I vantaggi sono numerosi. Meno intervento da parte dell'uomo, servizi più mirati e personalizzati, e la percezione di una tecnologia dal volto umano, che ci conosce e ci coccola proponendoci solo cose che sa essere adatte a noi o di nostro interesse. I costi però sono discutibili. Sebbene oggi sia riprovevole pensare di essere smembrati in dati e che questi dati vengano condivisi con chiunque ne faccia richiesta per elaborarli ed estrarne informazioni, non è affatto detto che in futuro non ci saremo abituati a tutto ciò, fino al punto di non farci più nemmeno caso.

Immaginiamo di telefonare ad un centralino per prenotare una visita medica. Il servizio ci riconosce perché riceve un identificativo univoco del nostro apparecchio telefonico e lo riconduce alla nostra identità consultando il database della compagnia telefonica. In seguito risale all'archivio delle nostre canzoni preferite e ne sceglie una a caso e ce la propone durante l'attesa.
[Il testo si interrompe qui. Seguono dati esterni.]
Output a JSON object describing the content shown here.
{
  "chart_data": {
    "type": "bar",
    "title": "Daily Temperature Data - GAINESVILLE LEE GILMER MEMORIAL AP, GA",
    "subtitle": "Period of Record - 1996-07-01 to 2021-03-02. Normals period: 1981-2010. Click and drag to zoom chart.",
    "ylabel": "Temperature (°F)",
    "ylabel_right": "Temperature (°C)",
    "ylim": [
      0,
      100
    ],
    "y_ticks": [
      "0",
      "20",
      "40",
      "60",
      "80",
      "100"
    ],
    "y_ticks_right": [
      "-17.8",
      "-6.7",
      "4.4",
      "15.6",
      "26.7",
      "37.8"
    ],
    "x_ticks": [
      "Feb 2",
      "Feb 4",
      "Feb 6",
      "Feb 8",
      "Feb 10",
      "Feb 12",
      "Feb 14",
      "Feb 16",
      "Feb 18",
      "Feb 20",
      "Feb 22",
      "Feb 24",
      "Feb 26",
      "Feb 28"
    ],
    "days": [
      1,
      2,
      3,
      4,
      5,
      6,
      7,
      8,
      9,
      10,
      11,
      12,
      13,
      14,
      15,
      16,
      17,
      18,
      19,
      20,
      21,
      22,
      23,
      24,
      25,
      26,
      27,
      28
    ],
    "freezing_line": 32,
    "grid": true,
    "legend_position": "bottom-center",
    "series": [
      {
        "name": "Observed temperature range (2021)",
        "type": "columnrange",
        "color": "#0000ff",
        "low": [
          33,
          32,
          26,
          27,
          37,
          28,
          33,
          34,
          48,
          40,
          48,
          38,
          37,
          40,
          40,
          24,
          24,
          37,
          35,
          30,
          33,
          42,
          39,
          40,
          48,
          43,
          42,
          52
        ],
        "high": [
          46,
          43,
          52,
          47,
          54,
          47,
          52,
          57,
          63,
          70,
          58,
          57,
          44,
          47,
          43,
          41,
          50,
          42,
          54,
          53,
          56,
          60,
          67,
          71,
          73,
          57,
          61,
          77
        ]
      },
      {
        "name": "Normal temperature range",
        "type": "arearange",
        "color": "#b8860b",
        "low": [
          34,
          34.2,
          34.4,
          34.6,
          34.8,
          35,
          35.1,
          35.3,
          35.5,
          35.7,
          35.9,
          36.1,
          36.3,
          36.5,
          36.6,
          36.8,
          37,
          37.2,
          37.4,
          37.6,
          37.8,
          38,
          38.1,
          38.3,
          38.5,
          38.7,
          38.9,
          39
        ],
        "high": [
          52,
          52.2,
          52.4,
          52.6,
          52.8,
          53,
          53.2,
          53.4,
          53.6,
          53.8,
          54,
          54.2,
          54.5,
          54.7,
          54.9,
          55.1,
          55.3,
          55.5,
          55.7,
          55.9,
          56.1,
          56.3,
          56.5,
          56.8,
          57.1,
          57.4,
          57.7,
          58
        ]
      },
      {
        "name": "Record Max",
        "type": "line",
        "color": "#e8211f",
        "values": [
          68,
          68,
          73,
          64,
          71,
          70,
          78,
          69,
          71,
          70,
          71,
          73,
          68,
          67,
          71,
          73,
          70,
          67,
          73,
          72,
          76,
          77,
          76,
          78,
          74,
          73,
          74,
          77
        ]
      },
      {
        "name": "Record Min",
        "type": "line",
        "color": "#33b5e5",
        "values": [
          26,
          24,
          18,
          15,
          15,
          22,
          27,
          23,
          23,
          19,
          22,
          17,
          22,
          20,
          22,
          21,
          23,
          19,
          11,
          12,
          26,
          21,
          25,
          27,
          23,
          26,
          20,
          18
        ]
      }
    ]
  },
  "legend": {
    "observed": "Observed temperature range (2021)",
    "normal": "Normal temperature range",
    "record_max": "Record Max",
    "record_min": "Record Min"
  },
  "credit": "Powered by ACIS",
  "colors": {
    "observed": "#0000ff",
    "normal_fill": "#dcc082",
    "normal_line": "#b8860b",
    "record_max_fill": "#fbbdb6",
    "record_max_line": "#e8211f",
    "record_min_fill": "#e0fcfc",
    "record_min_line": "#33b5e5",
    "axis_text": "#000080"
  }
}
Tutto ciò non è fantascienza, tuttavia ha quattro presupposti:

  • L'informazione deve essere pubblica e liberamente accessibile, poiché è piuttosto irrealistico pensare che ogni soggetto abbia a disposizione tutta quella conoscenza su ciascun interlocutore, anche quelli occasionali;
  • L'informazione deve essere omologata e standardizzata, e quindi accessibile dal software a bordo di un aereoplano come da quello di uno studio dentistico;
  • Deve esistere un'infrastruttura di rete a banda larga che connette tutti i soggetti;
  • I servizi devono essere perfettamente integrati tra loro, devono quindi "fidarsi" l'uno dell'altro. Una banca deve fornire informazioni sulla liquidità di un cliente quando il servizio della concessionaria lo contatta per verificarne le disponibilità prima di proporre l'acquisto di un'autovettura o un finanziamento.

Realtà o virtualità (dal film The Matrix, 1999)I primi due punti sono realizzabili, il terzo forse, il quarto no, ed il motivo sta proprio nella natura diffidente dell'uomo. Anni fa leggevo "La strada che porta a domani" (Mondadori, 1997) in cui un visionario Bill Gates descrive le meraviglie di quello che a suo modo di vedere sarà il futuro. Nelle sue pagine, l'autore descrive quanto sarà bello vivere in un mondo in cui la tecnologia sarà più evoluta ed al servizio delle persone. A volte ci ha davvero azzeccato, a volte ha fallito in pieno, mentre altre la sua previsione si è rivelata anche fin troppo limitata rispetto alla realtà dei fatti.

E' chiaramente facile controbattere alle previsioni col senno di poi, tuttavia resta in dubbio che in futuro l'informazione sarà pubblica, condivisa ed accessibile, principio cardine attorno al quale ruota tutto il resto. Un tempo si facevano soldi vendendo macchine, i computer. In seguito si è capito che l'hardware è poca cosa in confronto alle potenzialità del software, che è il vero fulcro del business. Oggi è l'informazione che comanda, ed è estratta attraverso il software. Ecco perché nel corso degli anni abbiamo assistito ad un crescere di attività su internet il cui scopo è stato semplicemente quello di collezionare clienti vendendo servizi che un tempo erano elargiti dietro pagamento. Un tempo la casella di posta elettronica era venduta a canone insieme all'accesso a Internet. Dopo il 2000 abbiamo assistito al proliferare di portali di accesso alla posta elettronica sul web.

Questo per due motivi. La capacità di storage è aumentata, rendendo così possibile per l'ISP proporre all'utente di conservare la posta elettronica direttamente sui suoi server, scaricandolo dell'onere di custodire quella massa di informazioni, ricordi o semplici messaggi. In secondo luogo il possesso di questi dati ha reso possibile l'estrazione della conoscenza. Questo ha però aperto a nuovi interrogativi in fatto di sicurezza.